A 73-year-old Australian fisherman yesterday said that he caught a far bigger fish than he hoped when a 2.7m great white shark leapt into his boat, knocking him off his feet.
Terry Selwood on Saturday was left with a badly bruised and bleeding right arm where the airborne shark struck him with a pectoral fin as it landed on him while on the deck of the 4.5m power boat off Evans Head, 725km north of Sydney.
Selwood sprung up on the gunnel at the bow of the boat to avoid the thrashing shark and steadied himself by clinging to the tubular metal frame of the sun shelter, known as a bimini.
Photo: Genevieve Francis via AFP
“I didn’t give it a chance to look me in the eyes. I wanted to get up and get on top of the gunnel because it was thrashing around madly,” Selwood told Australian Broadcasting Corp.
“Flash Gordon wouldn’t have caught me,” he said, referring to the athletic science fiction comic book hero of the 1930s.
Selwood used a handheld radio to call the Evans Head Coast Guard and stayed on the gunnel until a rescue boat arrived.
Coast Guard skipper Bill Bates said he misread the danger when Selwood reported his predicament.
“He said: ‘I’m injured, I’ve broken my arm, I’ve got lacerations and there’s a shark in my boat,’” Bates said.
“Often a fisherman will bring a small shark on board — maybe 2 or 3 feet [up to 1m] — and they’re still ferocious. That’s what I was expecting, but I was totally wrong,” he added.
The coast guard crew rescued Selwood, but left the shark, which was estimated to weigh 200kg.
“The shark was thrashing inside the boat, taking up the entire deck area — there was no way you’d put a foot in there,” Bates said.
The coast guard took Selwood to paramedics at Evans Head, where his badly swollen arm was cleared of any fractures.
The coast guard later towed Selwood’s boat with the shark into Evans Head just before nightfall.
“We think it was already dead at that stage, but no one was game to put their finger in to find out,” Bates said.

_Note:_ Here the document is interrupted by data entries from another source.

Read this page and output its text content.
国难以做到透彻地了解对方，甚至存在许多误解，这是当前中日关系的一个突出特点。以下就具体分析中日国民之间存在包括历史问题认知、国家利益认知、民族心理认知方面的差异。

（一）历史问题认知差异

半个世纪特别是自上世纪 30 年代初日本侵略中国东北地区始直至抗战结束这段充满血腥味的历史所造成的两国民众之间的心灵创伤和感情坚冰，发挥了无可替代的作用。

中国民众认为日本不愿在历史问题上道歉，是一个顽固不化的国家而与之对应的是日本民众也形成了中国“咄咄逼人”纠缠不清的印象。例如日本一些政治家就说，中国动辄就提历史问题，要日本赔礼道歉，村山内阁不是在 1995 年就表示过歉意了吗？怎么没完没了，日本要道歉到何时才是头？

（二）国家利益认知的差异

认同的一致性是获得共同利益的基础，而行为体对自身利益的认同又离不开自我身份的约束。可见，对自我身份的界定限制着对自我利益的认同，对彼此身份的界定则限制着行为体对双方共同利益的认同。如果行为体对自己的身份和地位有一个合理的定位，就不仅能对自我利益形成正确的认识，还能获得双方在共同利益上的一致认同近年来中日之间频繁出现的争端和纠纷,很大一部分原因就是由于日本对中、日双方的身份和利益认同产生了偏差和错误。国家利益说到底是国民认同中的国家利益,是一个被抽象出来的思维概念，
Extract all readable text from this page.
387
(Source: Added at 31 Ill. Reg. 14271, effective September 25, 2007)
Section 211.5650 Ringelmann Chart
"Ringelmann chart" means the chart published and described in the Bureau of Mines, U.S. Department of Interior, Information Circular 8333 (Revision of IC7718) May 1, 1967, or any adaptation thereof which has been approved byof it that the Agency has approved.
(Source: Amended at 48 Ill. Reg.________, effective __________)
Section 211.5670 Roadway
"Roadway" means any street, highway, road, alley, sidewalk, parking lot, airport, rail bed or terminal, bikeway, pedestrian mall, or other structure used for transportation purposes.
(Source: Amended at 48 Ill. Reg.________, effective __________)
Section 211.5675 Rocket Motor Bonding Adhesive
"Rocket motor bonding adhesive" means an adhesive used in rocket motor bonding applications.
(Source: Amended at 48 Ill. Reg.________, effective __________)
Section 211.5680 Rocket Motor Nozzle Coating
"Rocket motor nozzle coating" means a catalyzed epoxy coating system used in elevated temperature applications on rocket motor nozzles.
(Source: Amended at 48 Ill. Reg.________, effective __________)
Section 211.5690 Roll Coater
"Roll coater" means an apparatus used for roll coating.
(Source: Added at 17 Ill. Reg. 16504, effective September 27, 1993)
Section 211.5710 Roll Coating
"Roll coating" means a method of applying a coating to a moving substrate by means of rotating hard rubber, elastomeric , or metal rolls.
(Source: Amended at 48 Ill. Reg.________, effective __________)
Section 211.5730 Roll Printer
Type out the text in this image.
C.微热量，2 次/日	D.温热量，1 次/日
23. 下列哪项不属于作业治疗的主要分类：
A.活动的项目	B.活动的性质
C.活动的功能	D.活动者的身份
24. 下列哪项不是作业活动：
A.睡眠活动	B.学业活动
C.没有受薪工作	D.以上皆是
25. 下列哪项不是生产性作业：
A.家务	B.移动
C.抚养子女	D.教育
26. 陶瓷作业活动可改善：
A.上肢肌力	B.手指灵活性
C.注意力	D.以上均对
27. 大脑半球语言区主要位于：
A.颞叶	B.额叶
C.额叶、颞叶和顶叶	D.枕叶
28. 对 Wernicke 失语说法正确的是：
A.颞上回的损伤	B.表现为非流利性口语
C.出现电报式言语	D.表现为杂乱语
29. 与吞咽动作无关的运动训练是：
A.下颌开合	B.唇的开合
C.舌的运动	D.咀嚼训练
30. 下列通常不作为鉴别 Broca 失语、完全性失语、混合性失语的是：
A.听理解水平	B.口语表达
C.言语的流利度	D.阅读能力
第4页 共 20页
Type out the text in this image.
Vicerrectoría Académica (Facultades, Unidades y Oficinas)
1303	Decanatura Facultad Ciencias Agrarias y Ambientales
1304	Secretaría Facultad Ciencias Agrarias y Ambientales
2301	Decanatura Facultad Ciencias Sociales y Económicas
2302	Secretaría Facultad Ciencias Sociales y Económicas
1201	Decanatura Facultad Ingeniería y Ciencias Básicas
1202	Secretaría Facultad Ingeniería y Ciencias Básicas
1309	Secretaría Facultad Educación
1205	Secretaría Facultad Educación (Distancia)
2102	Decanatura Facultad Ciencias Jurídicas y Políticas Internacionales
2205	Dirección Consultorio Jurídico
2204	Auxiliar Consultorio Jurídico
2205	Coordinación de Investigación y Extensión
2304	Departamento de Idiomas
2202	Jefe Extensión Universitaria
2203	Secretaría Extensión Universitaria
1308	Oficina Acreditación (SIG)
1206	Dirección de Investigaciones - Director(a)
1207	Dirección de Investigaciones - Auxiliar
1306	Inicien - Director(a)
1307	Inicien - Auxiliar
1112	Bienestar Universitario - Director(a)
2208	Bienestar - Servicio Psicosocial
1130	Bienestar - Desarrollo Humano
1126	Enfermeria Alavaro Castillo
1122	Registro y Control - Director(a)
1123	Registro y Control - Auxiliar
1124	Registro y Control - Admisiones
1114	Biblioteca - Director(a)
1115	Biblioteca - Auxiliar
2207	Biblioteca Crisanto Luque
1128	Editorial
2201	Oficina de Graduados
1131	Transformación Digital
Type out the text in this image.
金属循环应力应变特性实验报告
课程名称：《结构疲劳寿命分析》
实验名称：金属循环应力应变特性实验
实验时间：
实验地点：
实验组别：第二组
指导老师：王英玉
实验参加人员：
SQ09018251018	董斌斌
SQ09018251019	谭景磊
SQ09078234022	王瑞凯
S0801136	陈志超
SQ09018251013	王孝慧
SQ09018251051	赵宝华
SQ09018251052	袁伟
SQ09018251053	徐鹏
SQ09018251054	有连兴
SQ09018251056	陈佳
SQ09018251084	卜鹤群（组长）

Why the shark flung itself over the motor and into the anchored boat is a mystery.
Selwood said he was sitting on a cooler, known generically in Australia by the popular brand name Esky, with two handlines off the port and starboard sides of the boat when he saw one of the lines move as if a fish was hooked.
“I hopped up off the Esky, I touched the handline and I just caught a blur coming in the corner of me eye and just out of instinct, I threw me right arm up and this thing hit me in the forearm and spun me around and knocked me off me feet,” Selwood said.
“This thing was beside me and I looked over and thought: ‘Oh, a bloody shark,’” he said.
“So I just climbed — he was doing a mad dance around, he was thrashing everywhere,” he added.
Selwood said he will have to replace destroyed equipment, including buckets and coolers, before returning to the fishing spot he has visited for more than 50 years.
“He didn’t do anything structural to me boat, it just smashed anything that was in his road. You can understand, he was a wild creature out of his comfort zone,” Selwood said.